The trauma Michael experienced did not require a specific event. His parents had a relatively stable marriage without significant economic difficulties, and he didn’t recall anybody being verbally, physically, or sexually abusive at home or elsewhere. However, he grew up experiencing emotional neglect, not feeling seen or loved unconditionally. He learned that no matter how hard he tried, he would remain invisible and his needs for connection would not be met. As a result, there were parts of himself that remained invisible and disconnected from his own awareness.

This is part of what is called fragmentation, which is one of the key features of trauma. Our sense of self is split and we may lose contact with some parts of who we are. These parts may hold overwhelming feelings that are too hard to tolerate, let alone accept, such as pain, hatred, terror, or desolation. Some of these feelings might turn into anger, which we may then direct at ourselves. That is often times what is behind our inner critic, anger that is really masking sadness, fear, pain, or emptiness.

Move toward, not away

If our inner critic is a part of ourselves that we disowned, seeing it as the enemy means seeing ourselves as the enemy. Trying to silence or ignore that voice means trying to silence or ignore a part of ourselves that is suffering, a part that may have already been struggling to find its own voice for a very long time. Feeling ignored, silenced, or invalidated was precisely part of the problem, as it contributed to give birth to our harsh inner critic in the first place.

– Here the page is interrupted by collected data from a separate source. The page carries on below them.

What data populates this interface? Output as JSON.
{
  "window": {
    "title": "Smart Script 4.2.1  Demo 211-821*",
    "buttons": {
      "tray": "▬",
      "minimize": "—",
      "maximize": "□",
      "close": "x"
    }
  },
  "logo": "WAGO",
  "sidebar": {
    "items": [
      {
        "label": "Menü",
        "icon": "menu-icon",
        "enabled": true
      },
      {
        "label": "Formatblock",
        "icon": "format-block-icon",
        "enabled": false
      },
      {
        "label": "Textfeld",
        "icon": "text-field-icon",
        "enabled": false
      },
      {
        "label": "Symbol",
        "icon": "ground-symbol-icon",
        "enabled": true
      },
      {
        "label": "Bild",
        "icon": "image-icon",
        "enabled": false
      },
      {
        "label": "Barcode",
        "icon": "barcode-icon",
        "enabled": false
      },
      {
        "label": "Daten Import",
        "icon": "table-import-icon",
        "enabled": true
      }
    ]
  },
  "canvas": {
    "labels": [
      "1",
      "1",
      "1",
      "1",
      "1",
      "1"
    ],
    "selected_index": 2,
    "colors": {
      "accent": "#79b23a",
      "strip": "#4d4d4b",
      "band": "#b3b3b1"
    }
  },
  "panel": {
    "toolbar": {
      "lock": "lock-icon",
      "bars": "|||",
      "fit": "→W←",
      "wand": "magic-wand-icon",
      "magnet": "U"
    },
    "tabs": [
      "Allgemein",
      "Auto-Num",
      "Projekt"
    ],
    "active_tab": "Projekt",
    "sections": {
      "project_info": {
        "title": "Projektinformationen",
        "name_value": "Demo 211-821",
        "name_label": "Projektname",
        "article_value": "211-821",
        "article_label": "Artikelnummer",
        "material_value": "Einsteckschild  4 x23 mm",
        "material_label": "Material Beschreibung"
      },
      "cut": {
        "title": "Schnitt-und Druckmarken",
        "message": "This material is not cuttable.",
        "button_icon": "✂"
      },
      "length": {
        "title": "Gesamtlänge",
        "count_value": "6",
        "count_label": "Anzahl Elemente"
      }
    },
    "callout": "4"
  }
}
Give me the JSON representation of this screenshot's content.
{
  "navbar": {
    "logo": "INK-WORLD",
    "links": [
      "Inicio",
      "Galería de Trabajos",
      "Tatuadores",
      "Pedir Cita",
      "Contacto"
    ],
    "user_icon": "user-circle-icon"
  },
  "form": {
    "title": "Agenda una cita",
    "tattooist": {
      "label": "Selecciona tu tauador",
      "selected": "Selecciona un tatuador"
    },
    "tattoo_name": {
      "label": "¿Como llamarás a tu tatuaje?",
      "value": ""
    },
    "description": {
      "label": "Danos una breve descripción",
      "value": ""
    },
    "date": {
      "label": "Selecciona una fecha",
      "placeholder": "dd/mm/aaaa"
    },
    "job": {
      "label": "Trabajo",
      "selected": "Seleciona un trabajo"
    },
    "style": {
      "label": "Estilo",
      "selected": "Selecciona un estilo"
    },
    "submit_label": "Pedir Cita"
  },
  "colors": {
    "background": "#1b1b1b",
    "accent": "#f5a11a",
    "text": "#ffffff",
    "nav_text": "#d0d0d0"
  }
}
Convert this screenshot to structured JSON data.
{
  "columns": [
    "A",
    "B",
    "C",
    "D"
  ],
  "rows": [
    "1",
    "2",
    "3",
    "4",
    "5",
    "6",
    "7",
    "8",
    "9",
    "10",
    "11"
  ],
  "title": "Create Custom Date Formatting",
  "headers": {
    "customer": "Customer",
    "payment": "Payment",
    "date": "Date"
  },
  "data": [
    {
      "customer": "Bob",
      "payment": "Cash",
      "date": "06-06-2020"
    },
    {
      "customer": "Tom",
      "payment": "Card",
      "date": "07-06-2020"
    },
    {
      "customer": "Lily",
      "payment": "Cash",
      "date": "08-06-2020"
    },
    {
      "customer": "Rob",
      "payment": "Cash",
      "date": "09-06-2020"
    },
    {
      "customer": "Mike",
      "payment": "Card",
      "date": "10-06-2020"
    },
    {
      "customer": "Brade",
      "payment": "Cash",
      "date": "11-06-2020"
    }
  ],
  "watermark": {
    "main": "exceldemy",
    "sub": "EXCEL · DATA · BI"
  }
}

Because of this, the question I try to answer with my patients is not so much how to silence that critical voice, although that might be important to address, but why is it there? What happened to them, first to feel so angry, and then to direct that anger to themselves? And, more importantly, is it possible for the two of us to keep a curious stance and an open mind toward his inner critic, to be able to listen to it with compassion and kindness, and to become willing to accept it, embrace it, and love it?

Listening doesn’t mean agreeing with what it says. Accepting it doesn’t mean taking on its criticism. Embracing it doesn’t mean believing that its judgements are fair or accurate. But unless we do those things, that part of us will remain unseen and unheard.

The judgement, criticism, and negative self-talk can be very harsh, cruel, or even hateful, but they are usually symptoms of old wounds that run very deeply. Martin Luther King, Jr. said that hate cannot drive out hate; only love can do that. Within ourselves, only love toward our inner critic can begin to heal the wounds that hide behind its harshness.

It is true that self-criticism can sometimes get in the way of our accomplishments, boycott our relationships, and put a hurdle to our growth. However, the main challenge is not really to eradicate, tame, ignore, or disprove our inner critic, but to be able to hold it with love and make space for the feelings it carries within. The more difficult and upsetting it becomes, the more patience and kindness it probably needs. Our inner critic is a part of who we are and it deserves, like every other part of us, our unconditional love and regard. The journey toward a fulfilling and wholesome life is long and worthwhile, but we cannot really take it if we cut off a part of ourselves.